This thesis investigates the way adults and children perceive speech. With adult listeners, the question was whether speech is perceived categorically (categorical speech perception). With children, the question was whether there are age-related differences between the weights assigned to acoustic cues that specify certain speech contrasts (cue-weighting).
One goal of this thesis was to test the categorical perception hypothesis. According to this hypothesis, the acquisition of the native phonological system changes listeners’ perception in such a way that they find it difficult to detect small differences between different realisations of the same phoneme, but relatively easy to detect equally small differences between realisations of two different phonemes. Several discrimination and classification experiments are described involving stimulus continua between vowels and between stop consonants. It is shown that categorical perception results are far from robust and that the degree of categorical perception is influenced by the discrimination task, the interstimulus interval, the listener, and the stimulus. Evidence is provided that listeners are perfectly capable of hearing small within-phoneme-category differences and thus that the acquisition of the phonological system does not have negative effects on the detection of differences between speech signals.
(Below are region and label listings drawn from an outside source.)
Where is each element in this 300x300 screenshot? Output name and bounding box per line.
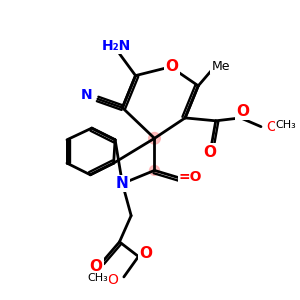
Text: O: O — [166, 59, 178, 74]
Text: CH₃: CH₃ — [275, 120, 296, 130]
Text: CH₃: CH₃ — [87, 273, 108, 284]
Text: O: O — [107, 273, 118, 287]
Text: O: O — [203, 145, 216, 160]
Circle shape — [149, 166, 159, 176]
Text: O: O — [90, 259, 103, 274]
Text: =O: =O — [179, 170, 202, 184]
Circle shape — [149, 133, 160, 144]
Text: Me: Me — [212, 60, 230, 73]
Text: O: O — [236, 104, 249, 119]
Text: N: N — [81, 88, 92, 103]
Text: H₂N: H₂N — [102, 39, 131, 52]
Text: O: O — [139, 246, 152, 261]
Text: O: O — [267, 120, 278, 134]
Text: N: N — [116, 176, 129, 191]
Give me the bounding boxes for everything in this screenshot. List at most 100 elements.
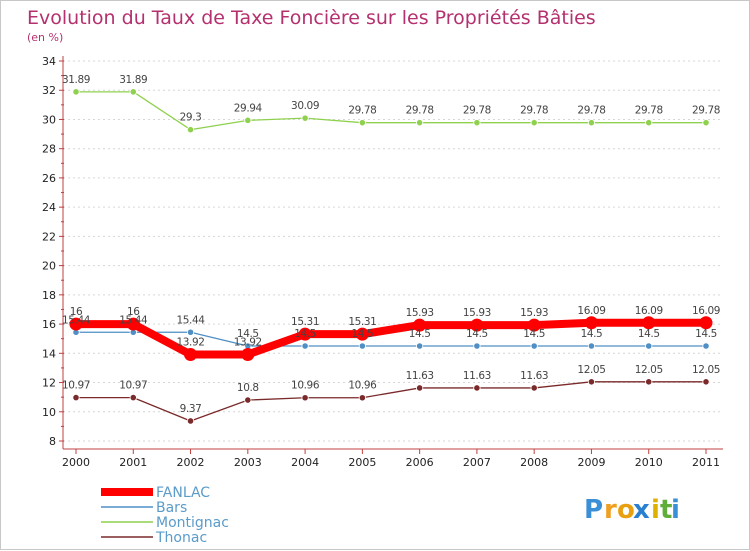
data-point-thonac <box>645 378 653 386</box>
legend-label-bars: Bars <box>156 500 187 516</box>
series-line-fanlac <box>76 318 706 359</box>
chart-title: Evolution du Taux de Taxe Foncière sur l… <box>27 7 596 29</box>
data-point-fanlac <box>470 318 484 332</box>
data-label-bars: 14.5 <box>409 328 431 340</box>
x-tick-label: 2009 <box>577 456 605 469</box>
logo-letter: i <box>671 495 680 525</box>
series-line-montignac <box>76 91 706 131</box>
data-point-fanlac <box>699 316 713 330</box>
data-label-bars: 14.5 <box>237 328 259 340</box>
y-tick-label: 34 <box>42 55 56 68</box>
x-tick-label: 2007 <box>463 456 491 469</box>
data-label-fanlac: 16.09 <box>577 305 605 317</box>
data-label-montignac: 29.3 <box>180 112 202 124</box>
y-tick-label: 26 <box>42 172 56 185</box>
x-tick-label: 2004 <box>291 456 319 469</box>
data-label-bars: 15.44 <box>62 314 91 326</box>
data-label-thonac: 10.8 <box>237 382 259 394</box>
data-point-fanlac <box>241 347 255 361</box>
x-tick-label: 2003 <box>234 456 262 469</box>
x-tick-label: 2010 <box>635 456 663 469</box>
data-point-thonac <box>702 378 710 386</box>
legend-label-thonac: Thonac <box>155 530 207 546</box>
data-labels: 16 16 13.92 13.92 15.31 15.31 15.93 15.93 15.93 1… <box>62 74 720 415</box>
data-label-bars: 14.5 <box>695 328 717 340</box>
y-tick-label: 14 <box>42 347 56 360</box>
logo-letter: t <box>660 495 672 525</box>
data-point-thonac <box>186 417 195 425</box>
data-point-montignac <box>702 119 710 127</box>
data-point-montignac <box>72 88 80 96</box>
data-point-fanlac <box>527 318 541 332</box>
data-point-bars <box>530 342 538 350</box>
y-tick-label: 28 <box>42 143 56 156</box>
data-label-bars: 14.5 <box>638 328 660 340</box>
data-label-bars: 14.5 <box>466 328 488 340</box>
data-label-thonac: 11.63 <box>406 370 434 382</box>
data-point-montignac <box>473 119 481 127</box>
data-label-montignac: 29.78 <box>635 105 663 117</box>
data-point-montignac <box>587 119 596 127</box>
data-point-fanlac <box>126 317 140 331</box>
data-label-thonac: 9.37 <box>180 403 202 415</box>
series-line-thonac <box>76 381 706 422</box>
data-label-bars: 14.5 <box>294 328 316 340</box>
data-label-fanlac: 15.31 <box>291 316 319 328</box>
data-point-bars <box>473 342 481 350</box>
legend-label-montignac: Montignac <box>156 515 229 531</box>
data-point-bars <box>416 342 424 350</box>
x-tick-label: 2006 <box>406 456 434 469</box>
y-tick-label: 22 <box>42 230 56 243</box>
y-tick-label: 32 <box>42 84 56 97</box>
chart-subtitle: (en %) <box>27 31 63 44</box>
data-label-thonac: 10.97 <box>119 380 147 392</box>
data-point-bars <box>186 328 195 336</box>
legend-label-fanlac: FANLAC <box>156 485 210 501</box>
data-point-montignac <box>416 119 424 127</box>
data-label-fanlac: 15.31 <box>348 316 376 328</box>
data-point-bars <box>358 342 366 350</box>
x-tick-label: 2008 <box>520 456 548 469</box>
axes: 8 10 12 14 16 18 20 22 24 26 28 30 32 34 2000 2001 2002 2… <box>42 55 723 469</box>
data-point-fanlac <box>642 316 656 330</box>
data-label-montignac: 31.89 <box>62 74 90 86</box>
data-point-montignac <box>530 119 538 127</box>
data-point-thonac <box>587 378 596 386</box>
y-tick-label: 30 <box>42 113 56 126</box>
logo-letter: o <box>617 495 635 525</box>
data-label-bars: 14.5 <box>351 328 373 340</box>
data-point-fanlac <box>69 317 83 331</box>
data-point-montignac <box>358 119 366 127</box>
data-point-thonac <box>244 396 252 404</box>
data-label-thonac: 10.96 <box>348 380 377 392</box>
data-label-montignac: 29.78 <box>692 105 720 117</box>
data-point-fanlac <box>355 327 369 341</box>
data-label-montignac: 29.78 <box>577 105 605 117</box>
data-label-fanlac: 16.09 <box>692 305 720 317</box>
y-tick-label: 16 <box>42 318 56 331</box>
data-label-fanlac: 16.09 <box>635 305 663 317</box>
data-label-bars: 15.44 <box>177 314 206 326</box>
data-label-thonac: 11.63 <box>520 370 548 382</box>
data-label-thonac: 11.63 <box>463 370 491 382</box>
data-point-montignac <box>645 119 653 127</box>
data-point-bars <box>702 342 710 350</box>
data-label-fanlac: 13.92 <box>177 336 205 348</box>
data-point-bars <box>301 342 309 350</box>
data-label-montignac: 29.78 <box>520 105 548 117</box>
data-point-thonac <box>301 394 309 402</box>
x-tick-label: 2000 <box>62 456 90 469</box>
logo-letter: x <box>633 495 650 525</box>
data-point-thonac <box>129 393 137 402</box>
data-label-thonac: 12.05 <box>692 364 720 376</box>
data-label-fanlac: 13.92 <box>234 336 262 348</box>
data-point-thonac <box>473 384 481 392</box>
data-label-montignac: 29.94 <box>234 102 263 114</box>
data-label-thonac: 10.96 <box>291 380 320 392</box>
data-label-thonac: 12.05 <box>635 364 663 376</box>
y-tick-label: 12 <box>42 377 56 390</box>
data-point-fanlac <box>298 327 312 341</box>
A second goal was to study the development of the perceptual integration of speech cues that specify a certain phoneme category. It was tested whether children of 4, 6, and 9 years old weight certain acoustic cues for stop consonants, fricatives, and vowels differently from adults. The results confirm earlier findings that children, especially the 4-year-olds, weigh certain speech cues more heavily, and other cues less heavily, than adults do. Children’s ability to adjust the weighting of specific cues in the variable acoustic signal provides further evidence against the idea that acoustic detail in the signal becomes less detectable as language develops.
This study is of interest to phoneticians and psycholinguists, as well as to researchers working in the field of experimental speech and language development.